Shabir also maintained good relations with Arafat's successor, Mahmoud Abbas, who reportedly supported his candidacy for the post of prime minister. According to Gaza sources, "good recommendations" from Fatah leaders in Gaza contributed to Abbas's decision to back Shabir's candidacy.

A calm, modest and non-confrontational figure, Shabir is known for his Islamic religiosity, but not for fanaticism. "He is not the kind of gung-ho speaker who would give resounding extemporaneous homilies and tirades, threatening his enemies with extinction and destruction," said Saleh Na'ami, a Gaza journalist. "But at the same time he is not aloof and wouldn't neglect the smallest details. He is a scientist, after all."

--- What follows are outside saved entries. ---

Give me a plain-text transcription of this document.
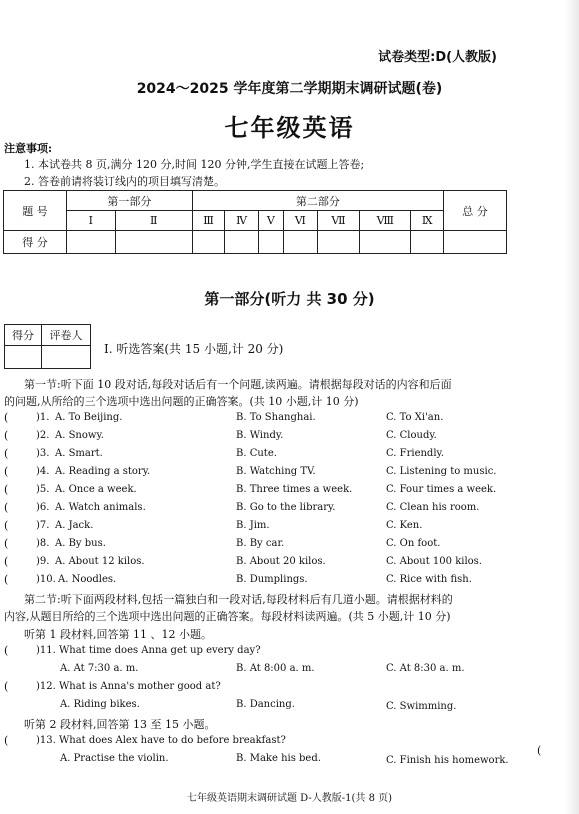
试卷类型:D(人教版)
2024～2025 学年度第二学期期末调研试题(卷)
七年级英语
注意事项:
1. 本试卷共 8 页,满分 120 分,时间 120 分钟,学生直接在试题上答卷;
2. 答卷前请将装订线内的项目填写清楚。
题 号	第一部分		第二部分							总 分
	Ⅰ	Ⅱ	Ⅲ	Ⅳ	Ⅴ	Ⅵ	Ⅶ	Ⅷ	Ⅸ	
得 分										
第一部分(听力 共 30 分)
得分	评卷人

Ⅰ. 听选答案(共 15 小题,计 20 分)
第一节:听下面 10 段对话,每段对话后有一个问题,读两遍。请根据每段对话的内容和后面
的问题,从所给的三个选项中选出问题的正确答案。(共 10 小题,计 10 分)
(	)1. A. To Beijing.	B. To Shanghai.	C. To Xi'an.
(	)2. A. Snowy.	B. Windy.	C. Cloudy.
(	)3. A. Smart.	B. Cute.	C. Friendly.
(	)4. A. Reading a story.	B. Watching TV.	C. Listening to music.
(	)5. A. Once a week.	B. Three times a week.	C. Four times a week.
(	)6. A. Watch animals.	B. Go to the library.	C. Clean his room.
(	)7. A. Jack.	B. Jim.	C. Ken.
(	)8. A. By bus.	B. By car.	C. On foot.
(	)9. A. About 12 kilos.	B. About 20 kilos.	C. About 100 kilos.
(	)10. A. Noodles.	B. Dumplings.	C. Rice with fish.
第二节:听下面两段材料,包括一篇独白和一段对话,每段材料后有几道小题。请根据材料的
内容,从题目所给的三个选项中选出问题的正确答案。每段材料读两遍。(共 5 小题,计 10 分)
听第 1 段材料,回答第 11 、12 小题。
(	)11. What time does Anna get up every day?
A. At 7:30 a. m.	B. At 8:00 a. m.	C. At 8:30 a. m.
(	)12. What is Anna's mother good at?
A. Riding bikes.	B. Dancing.	C. Swimming.
听第 2 段材料,回答第 13 至 15 小题。
(	)13. What does Alex have to do before breakfast?
A. Practise the violin.	B. Make his bed.	C. Finish his homework.
(
七年级英语期末调研试题 D-人教版-1(共 8 页)
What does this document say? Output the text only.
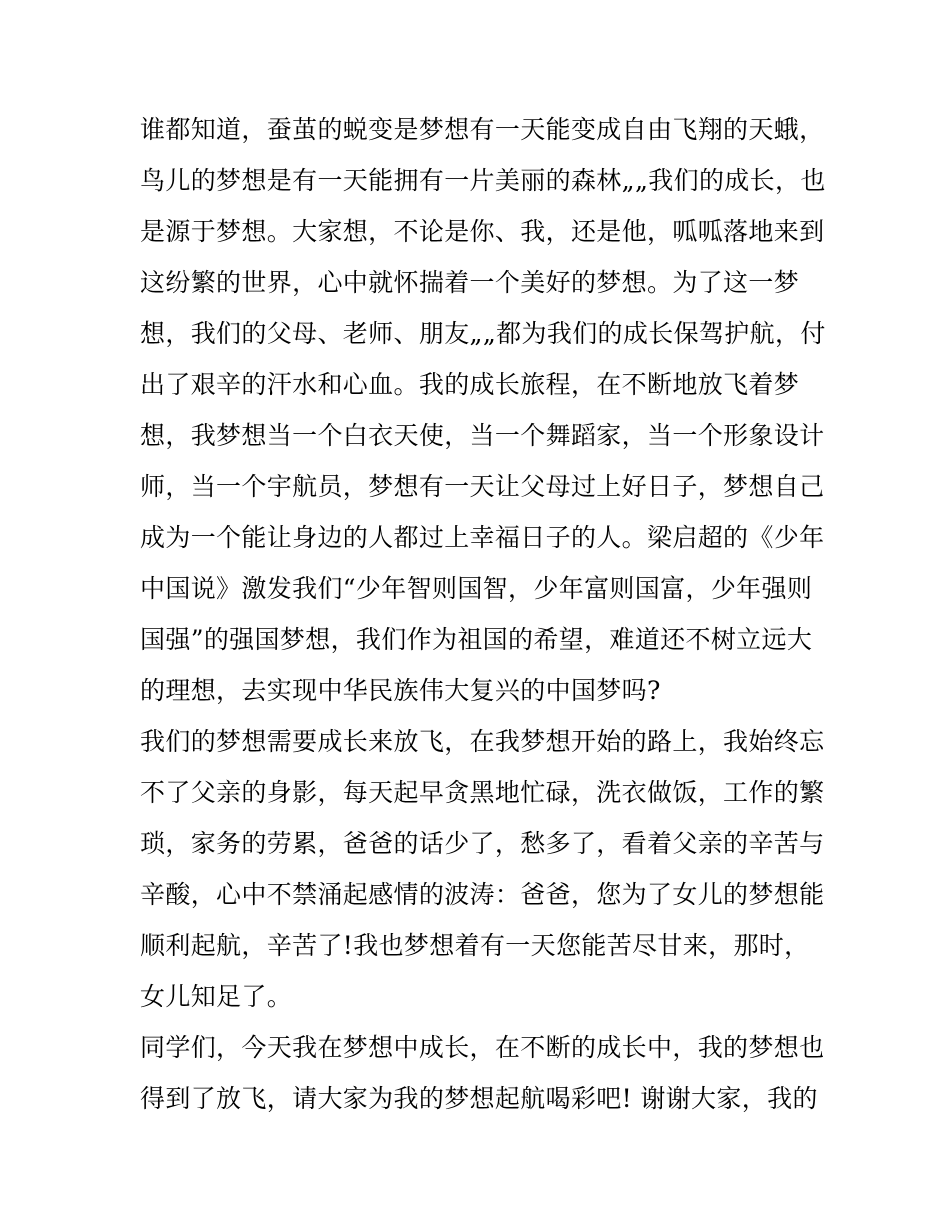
谁都知道，蚕茧的蜕变是梦想有一天能变成自由飞翔的天蛾，
鸟儿的梦想是有一天能拥有一片美丽的森林„„我们的成长，也
是源于梦想。大家想，不论是你、我，还是他，呱呱落地来到
这纷繁的世界，心中就怀揣着一个美好的梦想。为了这一梦
想，我们的父母、老师、朋友„„都为我们的成长保驾护航，付
出了艰辛的汗水和心血。我的成长旅程，在不断地放飞着梦
想，我梦想当一个白衣天使，当一个舞蹈家，当一个形象设计
师，当一个宇航员，梦想有一天让父母过上好日子，梦想自己
成为一个能让身边的人都过上幸福日子的人。梁启超的《少年
中国说》激发我们“少年智则国智，少年富则国富，少年强则
国强”的强国梦想，我们作为祖国的希望，难道还不树立远大
的理想，去实现中华民族伟大复兴的中国梦吗?
我们的梦想需要成长来放飞，在我梦想开始的路上，我始终忘
不了父亲的身影，每天起早贪黑地忙碌，洗衣做饭，工作的繁
琐，家务的劳累，爸爸的话少了，愁多了，看着父亲的辛苦与
辛酸，心中不禁涌起感情的波涛：爸爸，您为了女儿的梦想能
顺利起航，辛苦了!我也梦想着有一天您能苦尽甘来，那时，
女儿知足了。
同学们，今天我在梦想中成长，在不断的成长中，我的梦想也
得到了放飞，请大家为我的梦想起航喝彩吧! 谢谢大家，我的
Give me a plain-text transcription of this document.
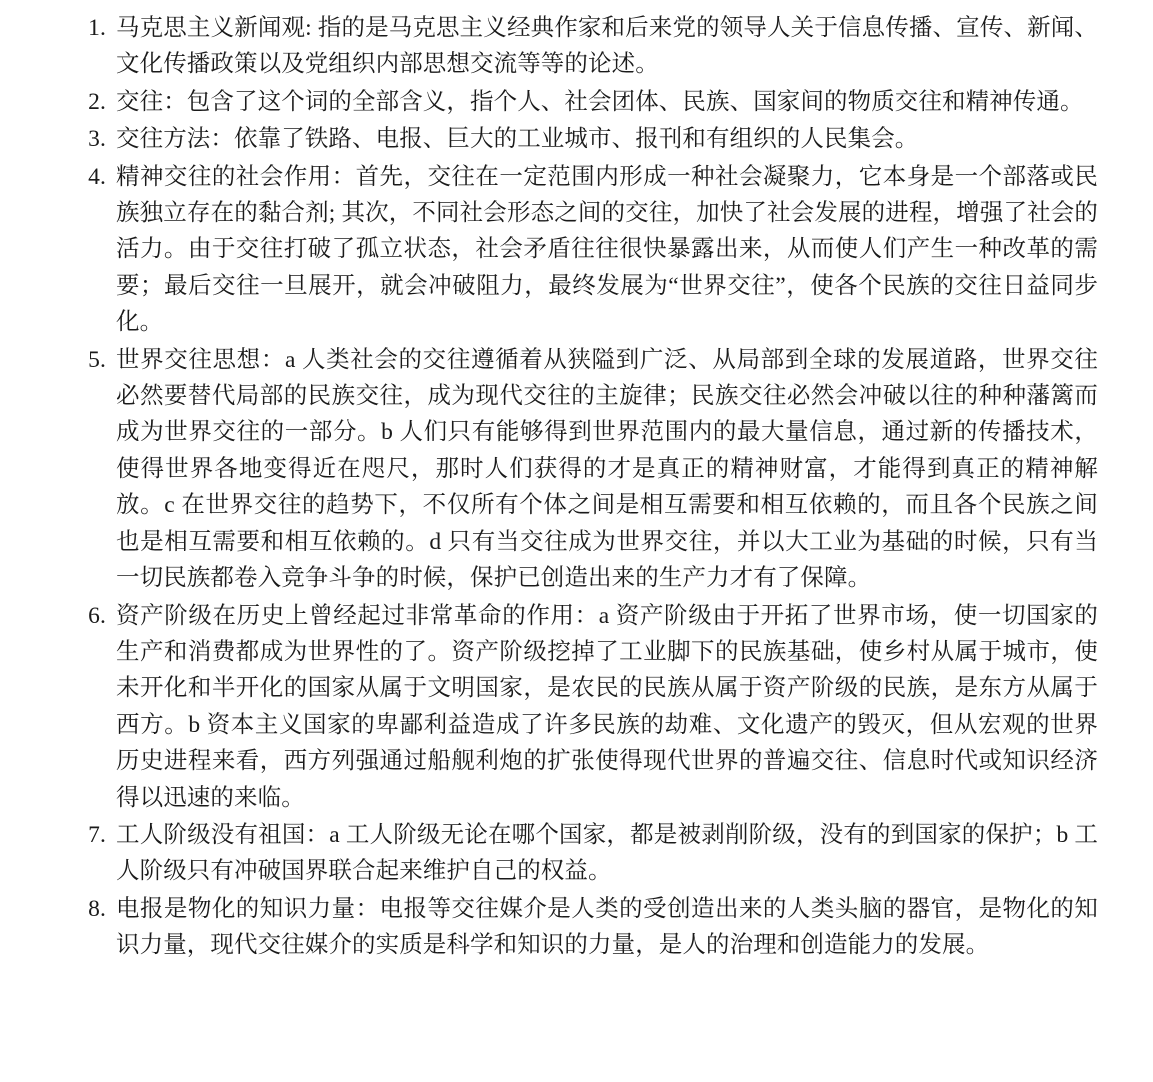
马克思主义新闻观: 指的是马克思主义经典作家和后来党的领导人关于信息传播、宣传、新闻、文化传播政策以及党组织内部思想交流等等的论述。
交往：包含了这个词的全部含义，指个人、社会团体、民族、国家间的物质交往和精神传通。
交往方法：依靠了铁路、电报、巨大的工业城市、报刊和有组织的人民集会。
精神交往的社会作用：首先，交往在一定范围内形成一种社会凝聚力，它本身是一个部落或民族独立存在的黏合剂; 其次，不同社会形态之间的交往，加快了社会发展的进程，增强了社会的活力。由于交往打破了孤立状态，社会矛盾往往很快暴露出来，从而使人们产生一种改革的需要；最后交往一旦展开，就会冲破阻力，最终发展为“世界交往”，使各个民族的交往日益同步化。
世界交往思想：a 人类社会的交往遵循着从狭隘到广泛、从局部到全球的发展道路，世界交往必然要替代局部的民族交往，成为现代交往的主旋律；民族交往必然会冲破以往的种种藩篱而成为世界交往的一部分。b 人们只有能够得到世界范围内的最大量信息，通过新的传播技术，使得世界各地变得近在咫尺，那时人们获得的才是真正的精神财富，才能得到真正的精神解放。c 在世界交往的趋势下，不仅所有个体之间是相互需要和相互依赖的，而且各个民族之间也是相互需要和相互依赖的。d 只有当交往成为世界交往，并以大工业为基础的时候，只有当一切民族都卷入竞争斗争的时候，保护已创造出来的生产力才有了保障。
资产阶级在历史上曾经起过非常革命的作用：a 资产阶级由于开拓了世界市场，使一切国家的生产和消费都成为世界性的了。资产阶级挖掉了工业脚下的民族基础，使乡村从属于城市，使未开化和半开化的国家从属于文明国家，是农民的民族从属于资产阶级的民族，是东方从属于西方。b 资本主义国家的卑鄙利益造成了许多民族的劫难、文化遗产的毁灭，但从宏观的世界历史进程来看，西方列强通过船舰利炮的扩张使得现代世界的普遍交往、信息时代或知识经济得以迅速的来临。
工人阶级没有祖国：a 工人阶级无论在哪个国家，都是被剥削阶级，没有的到国家的保护；b 工人阶级只有冲破国界联合起来维护自己的权益。
电报是物化的知识力量：电报等交往媒介是人类的受创造出来的人类头脑的器官，是物化的知识力量，现代交往媒介的实质是科学和知识的力量，是人的治理和创造能力的发展。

Shabir is not formally a member of Hamas, as indeed is the case with up to 95 per cent of the Islamic movement's followers and supporters. This means that he is not likely to support the movement's ideological and political policies completely. Politically, he has described himself as "realistic, but within the barometers of justice and honesty".

It is really difficult how he would relate the treacherous minefield known euphemistically as the "peace process" whose modus operandi has come to consist mainly of lies, deception, tactical manoeuvering and spin.

It is very likely though, that as prime minister, Shabir would reiterate and reassert the same old Palestinian constants, including at least a de facto willingness to recognise Israel, in return for full Israeli withdrawal from all the Occupied Territories, including East Jerusalem, as well as a settlement of the Palestinian refugee question pursuant to UN Resolution 194.

There is a nearly total Palestinian consensus on these constants. In fact, even Hamas itself is likely to accede to such a settlement the moment Israel voices willingness in this direction.

The problem, however, is that Israel, backed by its guardian-ally, the United States, rejects the notion of going back to the pre-1967 borders.

The Shabir government is unlikely to last for more than a year or a year and a half at the very most, given the fact that it is first and foremost a compromise government whose raison d'être is to bring about stability to the domestic Palestinian arena and help lift crippling Western sanctions which have nearly imploded the Palestinian society.

Indeed, if the government succeeds in achieving these tasks, it will be judged a resounding success, even without achieving anything with regard to peace with Israel.

If it doesn't, however, then the PA president will most likely opt to dissolve the legislative council and call for new general elections in the Occupied Territories.